The locals (farmers/peasants) were very happy to have the two young priests. The first third of the movie is where the young priests are getting used to being hidden and performing their duties. Rodriguez still wants to go and find Farreira, but their circumstances do not allow it. Then the story takes a turn by the arrival a peasant (K) who offers to take them to another island. They go with him. Apparently priests have a bounty on their head! K takes them along with three other devout who offer themselves up so the two priest can escape and hide on the island.
There is an elaborate scene on how these devout are sacrificed. They are asked to step on a carving of Jesus to renounce their faith. They refuse. So they are tied to a cross and left in the ocean to die. It is a powerful scene. And after they die, they are cremated. Rodriguez and Garupe watch all this in horror. They decide to separate so they are not caught together.
Now the real story starts. Rodriguez meets up with some other devout, but is eventually caught by the Inoue and taken as a prisoner with all the other devout.

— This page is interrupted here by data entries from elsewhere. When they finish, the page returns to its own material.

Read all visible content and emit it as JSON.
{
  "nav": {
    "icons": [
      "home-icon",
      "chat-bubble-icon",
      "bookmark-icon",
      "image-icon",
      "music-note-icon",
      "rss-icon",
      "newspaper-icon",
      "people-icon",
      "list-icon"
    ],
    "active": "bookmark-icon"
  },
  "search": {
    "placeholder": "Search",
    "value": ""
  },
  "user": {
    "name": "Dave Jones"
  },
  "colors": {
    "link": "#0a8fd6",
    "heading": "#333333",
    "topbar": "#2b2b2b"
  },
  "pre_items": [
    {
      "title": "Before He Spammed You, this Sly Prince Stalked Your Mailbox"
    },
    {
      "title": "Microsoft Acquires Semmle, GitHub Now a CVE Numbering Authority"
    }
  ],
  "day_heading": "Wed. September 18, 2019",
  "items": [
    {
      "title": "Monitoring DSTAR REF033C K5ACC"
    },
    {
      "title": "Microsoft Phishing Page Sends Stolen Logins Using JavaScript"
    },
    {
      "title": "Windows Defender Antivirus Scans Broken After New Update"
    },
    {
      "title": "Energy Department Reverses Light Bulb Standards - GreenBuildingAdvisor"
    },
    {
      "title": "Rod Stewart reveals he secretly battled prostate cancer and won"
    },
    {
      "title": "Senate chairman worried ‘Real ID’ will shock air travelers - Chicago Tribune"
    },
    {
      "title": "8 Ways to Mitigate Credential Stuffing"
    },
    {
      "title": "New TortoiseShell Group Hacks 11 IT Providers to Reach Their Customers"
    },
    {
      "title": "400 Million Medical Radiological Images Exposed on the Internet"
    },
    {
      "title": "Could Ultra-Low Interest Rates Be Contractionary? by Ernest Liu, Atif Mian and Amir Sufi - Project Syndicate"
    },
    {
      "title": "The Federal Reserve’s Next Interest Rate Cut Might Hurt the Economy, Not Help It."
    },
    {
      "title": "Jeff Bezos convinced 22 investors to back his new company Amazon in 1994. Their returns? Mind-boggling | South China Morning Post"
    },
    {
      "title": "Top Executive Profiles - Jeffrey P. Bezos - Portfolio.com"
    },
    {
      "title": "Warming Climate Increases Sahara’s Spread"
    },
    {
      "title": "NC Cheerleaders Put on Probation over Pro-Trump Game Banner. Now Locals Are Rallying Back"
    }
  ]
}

I could write the whole story but the takeaway is that Rodriguez's faith is tested over and over again. He sometimes sees himself as Jesus, the saviour of all the peasants. Then sometimes he does not think God is listening to him. He keeps feeling if there is a God he will prevent all these killings that Inoue is doing to wipe out Christians. At one time he is taken to a place and shown Garupe dying while trying to save some of the converts. Something that Rodriguez has not been able to do. This whole time all that the Inoue is asking him to do is step on a carving of Jesus, that's it. And he will stop killing the Christians. But Rodriguez is unable to do this. The Inoue keeps killing the converts. Rodriguez feels guilty but cannot bring himself to step on Jesus's carving.

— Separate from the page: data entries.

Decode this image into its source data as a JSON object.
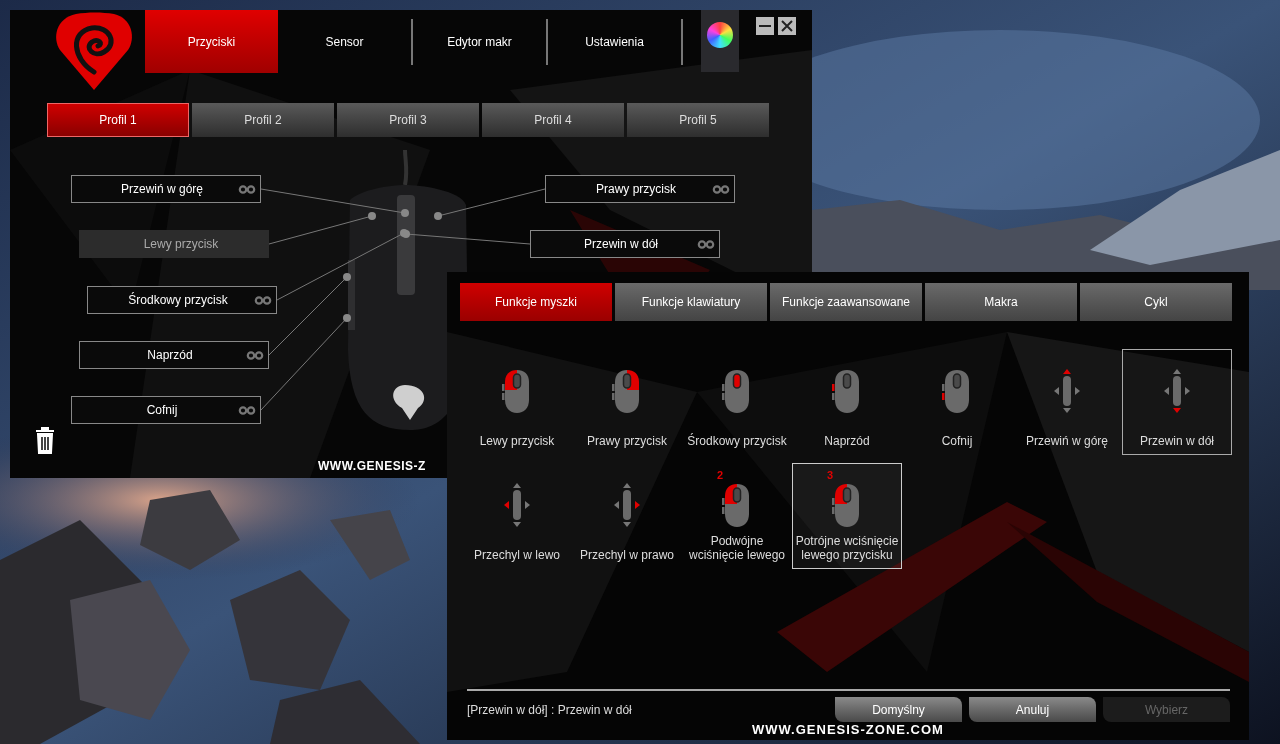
{
  "main_window": {
    "top_tabs": [
      {
        "label": "Przyciski",
        "selected": true
      },
      {
        "label": "Sensor",
        "selected": false
      },
      {
        "label": "Edytor makr",
        "selected": false
      },
      {
        "label": "Ustawienia",
        "selected": false
      }
    ],
    "profiles": [
      {
        "label": "Profil 1",
        "selected": true
      },
      {
        "label": "Profil 2",
        "selected": false
      },
      {
        "label": "Profil 3",
        "selected": false
      },
      {
        "label": "Profil 4",
        "selected": false
      },
      {
        "label": "Profil 5",
        "selected": false
      }
    ],
    "button_assignments": [
      {
        "label": "Przewiń w górę",
        "disabled": false
      },
      {
        "label": "Lewy przycisk",
        "disabled": true
      },
      {
        "label": "Środkowy przycisk",
        "disabled": false
      },
      {
        "label": "Naprzód",
        "disabled": false
      },
      {
        "label": "Cofnij",
        "disabled": false
      },
      {
        "label": "Prawy przycisk",
        "disabled": false
      },
      {
        "label": "Przewin w dół",
        "disabled": false
      }
    ],
    "website": "WWW.GENESIS-Z"
  },
  "dialog": {
    "tabs": [
      {
        "label": "Funkcje myszki",
        "selected": true
      },
      {
        "label": "Funkcje klawiatury",
        "selected": false
      },
      {
        "label": "Funkcje zaawansowane",
        "selected": false
      },
      {
        "label": "Makra",
        "selected": false
      },
      {
        "label": "Cykl",
        "selected": false
      }
    ],
    "functions": [
      {
        "label": "Lewy przycisk",
        "kind": "left",
        "selected": false,
        "hovered": false
      },
      {
        "label": "Prawy przycisk",
        "kind": "right",
        "selected": false,
        "hovered": false
      },
      {
        "label": "Środkowy przycisk",
        "kind": "middle",
        "selected": false,
        "hovered": false
      },
      {
        "label": "Naprzód",
        "kind": "forward",
        "selected": false,
        "hovered": false
      },
      {
        "label": "Cofnij",
        "kind": "back",
        "selected": false,
        "hovered": false
      },
      {
        "label": "Przewiń w górę",
        "kind": "up",
        "selected": false,
        "hovered": false
      },
      {
        "label": "Przewin w dół",
        "kind": "down",
        "selected": true,
        "hovered": false
      },
      {
        "label": "Przechyl w lewo",
        "kind": "tiltleft",
        "selected": false,
        "hovered": false
      },
      {
        "label": "Przechyl w prawo",
        "kind": "tiltright",
        "selected": false,
        "hovered": false
      },
      {
        "label": "Podwójne wciśnięcie lewego",
        "kind": "left",
        "badge": "2",
        "selected": false,
        "hovered": false
      },
      {
        "label": "Potrójne wciśnięcie lewego przycisku",
        "kind": "left",
        "badge": "3",
        "selected": false,
        "hovered": true
      }
    ],
    "status": "[Przewin w dół] : Przewin w dół",
    "buttons": [
      {
        "label": "Domyślny",
        "disabled": false
      },
      {
        "label": "Anuluj",
        "disabled": false
      },
      {
        "label": "Wybierz",
        "disabled": true
      }
    ],
    "website": "WWW.GENESIS-ZONE.COM"
  }
}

And then the final straw comes when he is taken to meet a monk, Father Farreira! By this time Farreira has renounced Christianity and has become a Buddhist monk. He advises Rodriguez to do the same. But Rodriguez is still defiant. But in the end he gives up - how? He sees what caused Father Farreira to change. Five people tied up and hung upside down in a pit. On their neck is a small slit that lets blood drip slowly out of their body. It delays death ... just torturous!! Farreira explains to Rodriguez that love of God is to love the people and not cause them to die like this. At all times Rodriguez is asking the Inoue to punish him - Rodriguez, but the Inoue instead tortures his converts. A great dialogue is when Inoue says to Rodriguez, "Your glory comes at their sacrifice".
It's really powerful movie. It is based on a book which is based on facts. It really touched me for two reasons: first - I don't believe in conversion. I don't believe any person has the right to convert anyone's religion. It is a personal choice. And second - I believe that love is the answer to all world's problems. The most basic message should be to show love, respect and kindness to everyone. If one can do that then I think one does not need religion in their life.